Houda Feraoun, ministre des PTIC dont relève la tutelle d’Algérie Telecom, s’est également montrée très évasive sur la question du blocage. Interrogée par les députés à l’APN, la ministre a aussi affirmé que son « département n’a pas bloqué le site », et indiqué que « le ministère n’a pas de problème avec le site d’information TSA ». Mais la ministre évite de s’exprimer publiquement sur le sujet. Elle n’a à ce jour mené aucune action pour contraindre.

Le Premier ministre Ahmed Ouyahia a pour sa part invité « les responsables du site à contacter leur prestataire pour connaître l’origine de la panne ».

En réaction à cette situation inédite dans l’histoire de l’Algérie où l’accès à un site internet d’informations générales est partiellement bloqué, une campagne de solidarité s’est développée de la part de plus de vingt éditeurs de la presse électronique du pays. Ces derniers dénoncent la censure de TSA, estimant qu’elle « porte atteinte aux libertés d’expression, de la presse et la liberté d’entreprendre ».

Pour les médias électroniques algérien, l’inquiétude est réelle.
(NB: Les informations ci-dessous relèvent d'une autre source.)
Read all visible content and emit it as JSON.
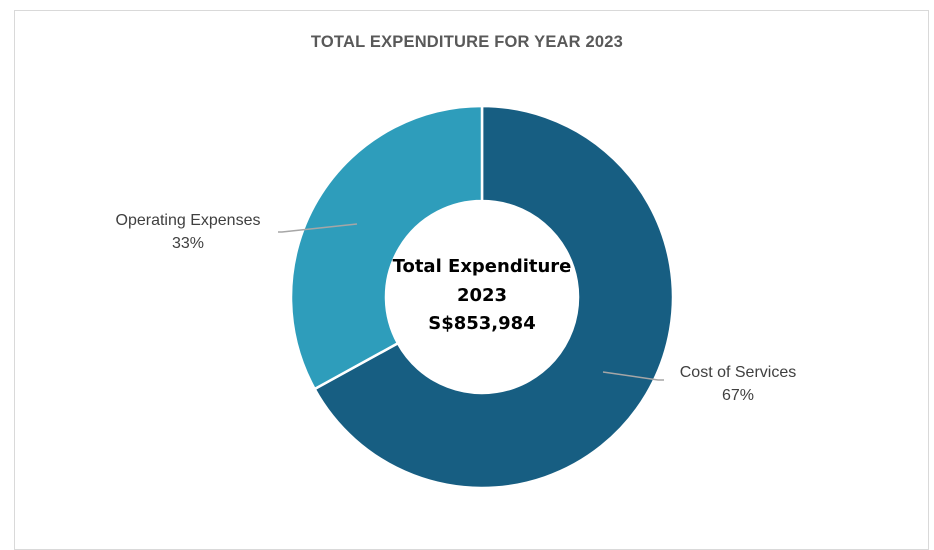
{
  "chart_data": {
    "type": "pie",
    "donut": true,
    "title": "TOTAL EXPENDITURE FOR YEAR 2023",
    "center_text": [
      "Total Expenditure",
      "2023",
      "S$853,984"
    ],
    "slices": [
      {
        "label": "Cost of Services",
        "percent_label": "67%",
        "value": 67,
        "color": "#175e82"
      },
      {
        "label": "Operating Expenses",
        "percent_label": "33%",
        "value": 33,
        "color": "#2e9dbb"
      }
    ],
    "start_angle_deg": 0,
    "direction": "clockwise",
    "slice_border_color": "#ffffff"
  }
}
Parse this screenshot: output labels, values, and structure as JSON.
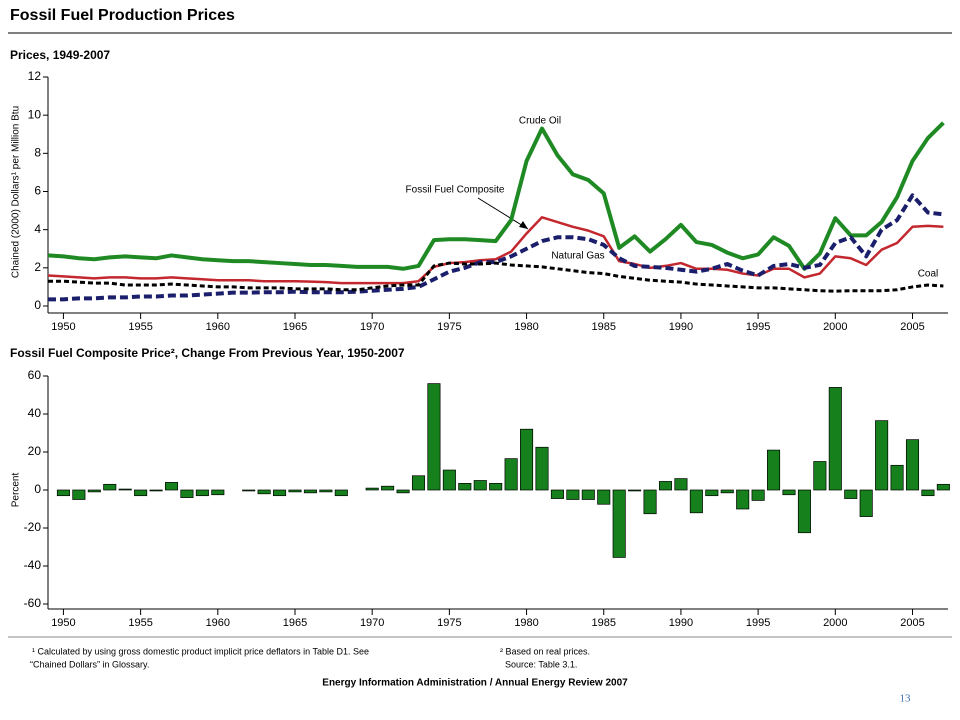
{
  "title": "Fossil Fuel Production Prices",
  "chart_data": [
    {
      "type": "line",
      "title": "Prices, 1949-2007",
      "ylabel": "Chained (2000) Dollars¹ per Million Btu",
      "x": [
        1949,
        1950,
        1951,
        1952,
        1953,
        1954,
        1955,
        1956,
        1957,
        1958,
        1959,
        1960,
        1961,
        1962,
        1963,
        1964,
        1965,
        1966,
        1967,
        1968,
        1969,
        1970,
        1971,
        1972,
        1973,
        1974,
        1975,
        1976,
        1977,
        1978,
        1979,
        1980,
        1981,
        1982,
        1983,
        1984,
        1985,
        1986,
        1987,
        1988,
        1989,
        1990,
        1991,
        1992,
        1993,
        1994,
        1995,
        1996,
        1997,
        1998,
        1999,
        2000,
        2001,
        2002,
        2003,
        2004,
        2005,
        2006,
        2007
      ],
      "series": [
        {
          "name": "Crude Oil",
          "color": "#1f8a24",
          "dashed": false,
          "values": [
            2.65,
            2.6,
            2.5,
            2.45,
            2.55,
            2.6,
            2.55,
            2.5,
            2.65,
            2.55,
            2.45,
            2.4,
            2.35,
            2.35,
            2.3,
            2.25,
            2.2,
            2.15,
            2.15,
            2.1,
            2.05,
            2.05,
            2.05,
            1.95,
            2.1,
            3.45,
            3.5,
            3.5,
            3.45,
            3.4,
            4.5,
            7.6,
            9.3,
            7.9,
            6.9,
            6.6,
            5.9,
            3.05,
            3.65,
            2.85,
            3.5,
            4.25,
            3.35,
            3.2,
            2.8,
            2.5,
            2.7,
            3.6,
            3.15,
            1.95,
            2.75,
            4.6,
            3.7,
            3.7,
            4.4,
            5.7,
            7.6,
            8.8,
            9.6
          ]
        },
        {
          "name": "Fossil Fuel Composite",
          "color": "#c3282e",
          "dashed": false,
          "values": [
            1.6,
            1.55,
            1.5,
            1.45,
            1.5,
            1.5,
            1.45,
            1.45,
            1.5,
            1.45,
            1.4,
            1.35,
            1.35,
            1.35,
            1.3,
            1.3,
            1.3,
            1.28,
            1.25,
            1.2,
            1.2,
            1.2,
            1.2,
            1.2,
            1.3,
            2.05,
            2.25,
            2.3,
            2.4,
            2.45,
            2.85,
            3.8,
            4.65,
            4.4,
            4.15,
            3.95,
            3.65,
            2.35,
            2.2,
            2.0,
            2.1,
            2.25,
            1.95,
            1.95,
            1.9,
            1.7,
            1.6,
            1.95,
            1.95,
            1.5,
            1.7,
            2.6,
            2.5,
            2.15,
            2.95,
            3.3,
            4.15,
            4.2,
            4.15
          ]
        },
        {
          "name": "Natural Gas",
          "color": "#1b1f6b",
          "dashed": true,
          "values": [
            0.35,
            0.35,
            0.4,
            0.4,
            0.45,
            0.45,
            0.5,
            0.5,
            0.55,
            0.55,
            0.6,
            0.65,
            0.7,
            0.7,
            0.72,
            0.72,
            0.75,
            0.72,
            0.72,
            0.72,
            0.75,
            0.8,
            0.85,
            0.9,
            1.0,
            1.4,
            1.8,
            2.0,
            2.3,
            2.3,
            2.6,
            3.0,
            3.4,
            3.6,
            3.6,
            3.5,
            3.2,
            2.5,
            2.1,
            2.05,
            2.0,
            1.9,
            1.8,
            1.95,
            2.2,
            1.85,
            1.6,
            2.1,
            2.2,
            2.0,
            2.15,
            3.3,
            3.6,
            2.6,
            4.0,
            4.5,
            5.8,
            4.9,
            4.8
          ]
        },
        {
          "name": "Coal",
          "color": "#000000",
          "dashed": true,
          "values": [
            1.3,
            1.3,
            1.25,
            1.2,
            1.2,
            1.1,
            1.1,
            1.1,
            1.15,
            1.1,
            1.05,
            1.0,
            1.0,
            0.95,
            0.95,
            0.95,
            0.9,
            0.9,
            0.9,
            0.85,
            0.85,
            0.95,
            1.05,
            1.1,
            1.1,
            2.1,
            2.25,
            2.2,
            2.2,
            2.25,
            2.15,
            2.1,
            2.05,
            1.95,
            1.85,
            1.75,
            1.7,
            1.55,
            1.45,
            1.35,
            1.3,
            1.25,
            1.15,
            1.1,
            1.05,
            1.0,
            0.95,
            0.95,
            0.9,
            0.85,
            0.8,
            0.78,
            0.8,
            0.8,
            0.8,
            0.85,
            1.0,
            1.1,
            1.05
          ]
        }
      ],
      "xlim": [
        1949,
        2007.3
      ],
      "xticks": [
        1950,
        1955,
        1960,
        1965,
        1970,
        1975,
        1980,
        1985,
        1990,
        1995,
        2000,
        2005
      ],
      "ylim": [
        0,
        12
      ],
      "yticks": [
        0,
        2,
        4,
        6,
        8,
        10,
        12
      ]
    },
    {
      "type": "bar",
      "title": "Fossil Fuel Composite Price², Change From Previous Year, 1950-2007",
      "ylabel": "Percent",
      "x": [
        1950,
        1951,
        1952,
        1953,
        1954,
        1955,
        1956,
        1957,
        1958,
        1959,
        1960,
        1961,
        1962,
        1963,
        1964,
        1965,
        1966,
        1967,
        1968,
        1969,
        1970,
        1971,
        1972,
        1973,
        1974,
        1975,
        1976,
        1977,
        1978,
        1979,
        1980,
        1981,
        1982,
        1983,
        1984,
        1985,
        1986,
        1987,
        1988,
        1989,
        1990,
        1991,
        1992,
        1993,
        1994,
        1995,
        1996,
        1997,
        1998,
        1999,
        2000,
        2001,
        2002,
        2003,
        2004,
        2005,
        2006,
        2007
      ],
      "values": [
        -3,
        -5,
        -1,
        3,
        0.5,
        -3,
        -0.5,
        4,
        -4,
        -3,
        -2.5,
        0,
        -0.5,
        -2,
        -3,
        -1,
        -1.5,
        -1,
        -3,
        0,
        1,
        2,
        -1.5,
        7.5,
        56,
        10.5,
        3.5,
        5,
        3.5,
        16.5,
        32,
        22.5,
        -4.5,
        -5,
        -5,
        -7.5,
        -35.5,
        -0.5,
        -12.5,
        4.5,
        6,
        -12,
        -3,
        -1.5,
        -10,
        -5.5,
        21,
        -2.5,
        -22.5,
        15,
        54,
        -4.5,
        -14,
        36.5,
        13,
        26.5,
        -3,
        3
      ],
      "color": "#16801c",
      "xlim": [
        1949,
        2007.3
      ],
      "xticks": [
        1950,
        1955,
        1960,
        1965,
        1970,
        1975,
        1980,
        1985,
        1990,
        1995,
        2000,
        2005
      ],
      "ylim": [
        -60,
        60
      ],
      "yticks": [
        -60,
        -40,
        -20,
        0,
        20,
        40,
        60
      ]
    }
  ],
  "footnotes": [
    "¹ Calculated by using gross domestic product implicit price deflators in Table D1.  See",
    "“Chained Dollars” in Glossary.",
    "² Based on real prices.",
    "Source:  Table 3.1."
  ],
  "credit": "Energy Information Administration / Annual Energy Review 2007",
  "page_number": "13"
}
Le blocage arbitraire de TSA, pourtant premier média électronique en Algérie, n’augure rien de bon pour l’ensemble de la profession.

Le rassemblement et le mouvement de solidarité autour de TSA a également permis de se rendre compte de l’existence de nombreux médias électroniques nationaux et régionaux.

À l’envergure modeste, ces sites ont montré le foisonnement et la volonté d’entreprendre de jeunes algériens désireux de développer le journalisme électronique en Algérie.

Le développement de ces médias ne pourra pourtant s’opérer si la perspective d’un blocage ou de la censure persiste à pendre au-dessus de leur tête, telle une épée de Damoclès. La nécessité de se rassembler est devenue vitale dans ces conditions.

De même que les autorités doivent comprendre qu’il est vital que soit établi un cadre légal dans lequel la presse électronique pourra exercer son métier dans une sérénité qui ne sera pas seulement bénéfique pour la presse ou pour les autorités, mais pour toute la nation.